The objective is to use neurotechnology to help people with paralysis or disability of speech, as well as to treat or diagnose traumatic brain lesions and brain disorders such as Alzheimer or Parkinson disease. The Neuralink and Synchron of Elon Musk, funded by Bill Gates and Jeff Bezos, are among the companies with current clinical trials for devices located in the brain.
Pauzauskie, a hospital neurologist, began to worry four years ago of the border vagueness between clinical use and the consumer of neural data. He noted that the devices used by his patients with epilepsy were also available for online purchase, but without protection offered by the Portability Act and Health Insurance in Medical Insurance.
Pauzauskie approached Kipp two years ago during a constituent meeting of his hometown of Fort Collins to propose a law to protect the brain data from Colorado. “The first words of his mouth that I will never forget were:” Who would be against people with their own brain data? “” He said.
Brain data protection is one of the few questions that unite legislators through the political aisle. Bills in California, Montana and Colorado have been unanimously unanimously unanimously. The Montana law will come into force in October.
The laws on the protection of neural data of Colorado and California modify the general law on the confidentiality of consumers of each State, while the law of Montana is added to its law on existing genetic confidentiality. Colorado and Montana require initial express consent to collect or use neural data and separate consent or the possibility of withdrawing before disclosing this data to a third party. A company must provide consumers with a way to delete its data when they operate in the three states.
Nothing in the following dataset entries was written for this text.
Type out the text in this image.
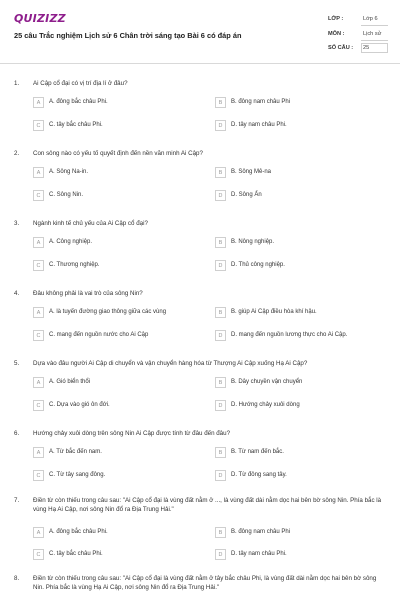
QUIZIZZ
25 câu Trắc nghiệm Lịch sử 6 Chân trời sáng tạo Bài 6 có đáp án
LỚP :	Lớp 6
MÔN :	Lịch sử
SỐ CÂU : 25
1. Ai Cập cổ đại có vị trí địa lí ở đâu?
A	A. đông bắc châu Phi.	B	B. đông nam châu Phi
C	C. tây bắc châu Phi.	D	D. tây nam châu Phi.
2. Con sông nào có yếu tố quyết định đến nền văn minh Ai Cập?
A	A. Sông Na-in.	B	B. Sông Mê-na
C	C. Sông Nin.	D	D. Sông Ấn
3. Ngành kinh tế chủ yếu của Ai Cập cổ đại?
A	A. Công nghiệp.	B	B. Nông nghiệp.
C	C. Thương nghiệp.	D	D. Thủ công nghiệp.
4. Đâu không phải là vai trò của sông Nin?
A	A. là tuyến đường giao thông giữa các vùng	B	B. giúp Ai Cập điều hòa khí hậu.
C	C. mang đến nguồn nước cho Ai Cập	D	D. mang đến nguồn lương thực cho Ai Cập.
5. Dựa vào đâu người Ai Cập di chuyển và vận chuyển hàng hóa từ Thượng Ai Cập xuống Hạ Ai Cập?
A	A. Gió biển thổi	B	B. Dây chuyền vận chuyển
C	C. Dựa vào gió ôn đới.	D	D. Hướng chảy xuôi dòng
6. Hướng chảy xuôi dòng trên sông Nin Ai Cập được tính từ đâu đến đâu?
A	A. Từ bắc đến nam.	B	B. Từ nam đến bắc.
C	C. Từ tây sang đông.	D	D. Từ đông sang tây.
7. Điền từ còn thiếu trong câu sau: "Ai Cập cổ đại là vùng đất nằm ở ..., là vùng đất dài nằm dọc hai bên bờ sông Nin. Phía bắc là vùng Hạ Ai Cập, nơi sông Nin đổ ra Địa Trung Hải."
A	A. đông bắc châu Phi.	B	B. đông nam châu Phi
C	C. tây bắc châu Phi.	D	D. tây nam châu Phi.
8. Điền từ còn thiếu trong câu sau: "Ai Cập cổ đại là vùng đất nằm ở tây bắc châu Phi, là vùng đất dài nằm dọc hai bên bờ sông Nin. Phía bắc là vùng Hạ Ai Cập, nơi sông Nin đổ ra Địa Trung Hải."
“I want a very hard line in the sand that says, you have this completely,” said the senator of the Montana state, Daniel Zolnikov, who sponsored the bill on neural data from his state and other private life laws. “You must give their consent. You have the right to delete it. You have full rights on this information.”
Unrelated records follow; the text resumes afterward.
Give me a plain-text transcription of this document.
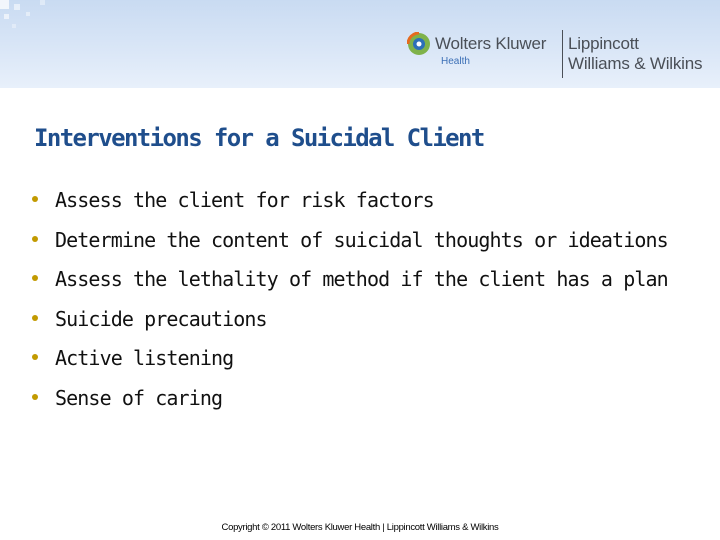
Wolters Kluwer
Health
Lippincott
Williams & Wilkins
Interventions for a Suicidal Client
Assess the client for risk factors
Determine the content of suicidal thoughts or ideations
Assess the lethality of method if the client has a plan
Suicide precautions
Active listening
Sense of caring
Copyright © 2011 Wolters Kluwer Health | Lippincott Williams & Wilkins
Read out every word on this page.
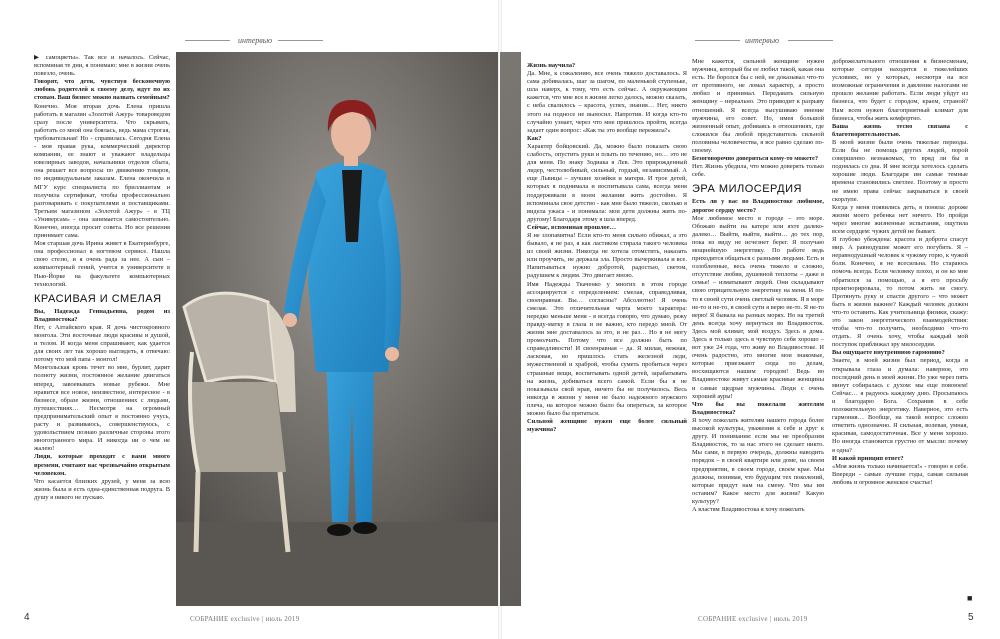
интервью

▶ самоцветы». Так все и началось. Сейчас, вспоминая те дни, я понимаю: мне в жизни очень повезло, очень.

Говорят, что дети, чувствуя бесконечную любовь родителей к своему делу, идут по их стопам. Ваш бизнес можно назвать семейным?

Конечно. Моя вторая дочь Елена пришла работать в магазин «Золотой Ажур» товароведом сразу после университета. Что скрывать, работать со мной она боялась, ведь мама строгая, требовательная! Но - справилась. Сегодня Елена - моя правая рука, коммерческий директор компании, ее знают и уважают владельцы ювелирных заводов, начальники отделов сбыта, она решает все вопросы по движению товаров, по индивидуальным заказам. Елена окончила в МГУ курс специалиста по бриллиантам и получила сертификат, чтобы профессионально разговаривать с покупателями и поставщиками. Третьим магазином «Золотой Ажур» - в ТЦ «Универсам» - она занимается самостоятельно. Конечно, иногда просит совета. Но все решения принимает сама.

Моя старшая дочь Ирина живет в Екатеринбурге, она профессионал в ногтевом сервисе. Нашла свою стезю, и я очень рада за нее. А сын – компьютерный гений, учится в университете в Нью-Йорке на факультете компьютерных технологий.

КРАСИВАЯ И СМЕЛАЯ

Вы, Надежда Геннадьевна, родом из Владивостока?

Нет, с Алтайского края. Я дочь чистокровного монгола. Эти восточные люди красивы и душой, и телом. И когда меня спрашивают, как удается для своих лет так хорошо выглядеть, я отвечаю: потому что мой папа - монгол!

Монгольская кровь течет во мне, бурлит, дарит полноту жизни, постоянное желание двигаться вперед, завоевывать новые рубежи. Мне нравится все новое, неизвестное, интересное - в бизнесе, образе жизни, отношениях с людьми, путешествиях… Несмотря на огромный предпринимательский опыт я постоянно учусь, расту и развиваюсь, совершенствуюсь, с удовольствием познаю различные стороны этого многогранного мира. И никогда ни о чем не жалею!

Люди, которые проходят с вами много времени, считают вас чрезвычайно открытым человеком.

Что касается близких друзей, у меня за всю жизнь была и есть одна-единственная подруга. В душу я никого не пускаю.

4	СОБРАНИЕ exclusive | июль 2019
интервью
5
СОБРАНИЕ exclusive | июль 2019

Жизнь научила?

Да. Мне, к сожалению, все очень тяжело доставалось. Я сама добивалась, шаг за шагом, по маленькой ступеньке, шла наверх, к тому, что есть сейчас. А окружающим кажется, что мне все в жизни легко далось, можно сказать, с неба свалилось – красота, успех, знания… Нет, никто этого на подносе не выносил. Напротив. И когда кто-то случайно узнает, через что мне пришлось пройти, всегда задает один вопрос: «Как ты это вообще пережила?»

Как?

Характер бойцовский. Да, можно было показать свою слабость, опустить руки и плыть по течению, но… это не для меня. По знаку Зодиака я Лев. Это прирожденный лидер, честолюбивый, сильный, гордый, независимый. А еще Львицы – лучшие хозяйки и матери. И трое детей, которых я поднимала и воспитывала сама, всегда меня поддерживали в моем желании жить достойно. Я вспоминала свое детство - как мне было тяжело, сколько я видела ужаса - и понимала: мои дети должны жить по-другому! Благодаря этому я шла вперед.

Сейчас, вспоминая прошлое…

Я не злопамятна! Если кто-то меня сильно обижал, а это бывало, я не раз, я как ластиком стирала такого человека из своей жизни. Никогда не хотела отомстить, наказать или проучить, не держала зла. Просто вычеркивала и все. Напитываться нужно добротой, радостью, светом, радушием к людям. Это двигает мною.

Имя Надежды Ткаченко у многих в этом городе ассоциируется с определением: смелая, справедливая, своенравная. Вы… согласны? Абсолютно! Я очень смелая. Это отличительная черта моего характера: нередко меньше меня - я всегда говорю, что думаю, режу правду-матку в глаза и не важно, кто передо мной. От жизни мне доставалось за это, и не раз… Но я не могу промолчать. Потому что все должно быть по справедливости! И своенравная – да. Я милая, нежная, ласковая, но пришлось стать железной леди, мужественной и храброй, чтобы суметь пробиться через страшные вещи, воспитывать одной детей, зарабатывать на жизнь, добиваться всего самой. Если бы я не показывала свой нрав, ничего бы не получилось. Весь никогда в жизни у меня не было надежного мужского плеча, на которое можно было бы опереться, за которое можно было бы прятаться.

Сильной женщине нужен еще более сильный мужчина?

Мне кажется, сильной женщине нужен мужчина, который бы ее любил такой, какая она есть. Не боролся бы с ней, не доказывал что-то от противного, не ломал характер, а просто любил и принимал. Передавать сильную женщину – нереально. Это приводит к разрыву отношений. Я всегда высушиваю мнение мужчины, его совет. Но, имея большой жизненный опыт, добиваясь в отношениях, где сложился бы любой представитель сильной половины человечества, я все равно сделаю по-своему.

Безоговорочно довериться кому-то можете?

Нет. Жизнь убедила, что можно доверять только себе.

ЭРА МИЛОСЕРДИЯ

Есть ли у вас во Владивостоке любимое, дорогое сердцу место?

Мое любимое место в городе – это море. Обожаю выйти на катере или яхте далеко-далеко… Выйти, выйти, выйти… до тех пор, пока из виду не исчезнет берег. Я получаю мощнейшую энергетику. По работе ведь приходится общаться с разными людьми. Есть и озлобленные, весь очень тяжело и сложно, отсутствие любви, душевной теплоты – даже в семье! – изматывают людей. Они складывают свою отрицательную энергетику на меня. И по-то в своей сути очень светлый человек. Я в море не-то и не-то, в своей сути я верю не-то. Я не-то верю! Я бывала на разных морях. Но на третий день всегда хочу вернуться во Владивосток. Здесь мой климат, мой воздух. Здесь я дома. Здесь я только здесь я чувствую себя хорошо – вот уже 24 года, что живу во Владивостоке. И очень радостно, это многие мои знакомые, которые приезжают сюда по делам, восхищаются нашим городом! Ведь во Владивостоке живут самые красивые женщины и самые щедрые мужчины. Люди с очень хорошей ауры!

Что бы вы пожелали жителям Владивостока?

Я хочу пожелать жителям нашего города более высокой культуры, уважения к себе и друг к другу. И понимания: если мы не преобразим Владивосток, то за нас этого не сделает никто. Мы сами, в первую очередь, должны наводить порядок – в своей квартире или доме, на своем предприятии, в своем городе, своем крае. Мы должны, понимая, что будущим тех поколений, которые придут нам на смену. Что мы им оставим? Какое место для жизни? Какую культуру?

А властям Владивостока я хочу пожелать

доброжелательного отношения к бизнесменам, которые сегодня находятся в тяжелейших условиях, но у которых, несмотря на все возможные ограничения и давление налогами не прошло желание работать. Если люди уйдут из бизнеса, что будет с городом, краем, страной? Нам всем нужен благоприятный климат для бизнеса, чтобы жить комфортно.

Ваша жизнь тесно связана с благотворительностью.

В моей жизни были очень тяжелые периоды. Если бы не помощь других людей, порой совершенно незнакомых, то вряд ли бы я поднялась со дна. И мне всегда хотелось сделать хорошие люди. Благодаря им самые темные времена становились светлее. Поэтому и просто не имею права сейчас закрываться в своей скорлупе.

Когда у меня появились деть, я поняла: дороже жизни моего ребенка нет ничего. Но пройдя через многие жизненные испытания, ощутила всем сердцем: чужих детей не бывает.

Я глубоко убеждена: красота и доброта спасут мир. А равнодушие может его погубить. Я – неравнодушный человек к чужому горю, к чужой боли. Конечно, я не всесильна. Но стараюсь помочь всегда. Если человеку плохо, и он ко мне обратился за помощью, а я его просьбу проигнорировала, то потом жить не смогу. Протянуть руку и спасти другого – что может быть в жизни важнее? Каждый человек должен что-то оставить. Как учительница физики, скажу: это закон энергетического взаимодействия: чтобы что-то получить, необходимо что-то отдать. Я очень хочу, чтобы каждый мой поступок приближал эру милосердия.

Вы ощущаете внутреннюю гармонию?

Знаете, в моей жизни был период, когда я открывала глаза и думала: наверное, это последний день в моей жизни. Но уже через пять минут собиралась с духом: мы еще повоюем! Сейчас… я радуюсь каждому дню. Просыпаюсь и благодарю Бога. Сохранив в себе положительную энергетику. Наверное, это есть гармония… Вообще, на такой вопрос сложно ответить однозначно. Я сильная, волевая, умная, красивая, самодостаточная. Все у меня хорошо. Но иногда становится грустно от мысли: почему я одна?

И какой принцип ответ?

«Моя жизнь только начинается!» - говорю я себе. Впереди - самые лучшие годы, самая сильная любовь и огромное женское счастье!

■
For Zolnikov, the Montana bill is a plan for a national law on the protection of neural data, and Pazauskie said that supporting regulatory efforts by groups like AMA opens the way to new federal and state efforts.
Welle has agreed that federal regulations are necessary in addition to these new state laws. “I absolutely hope that we can find something at the national level which can devote the law on the neural rights of people because I think it will be more important than we can even imagine it for the moment.”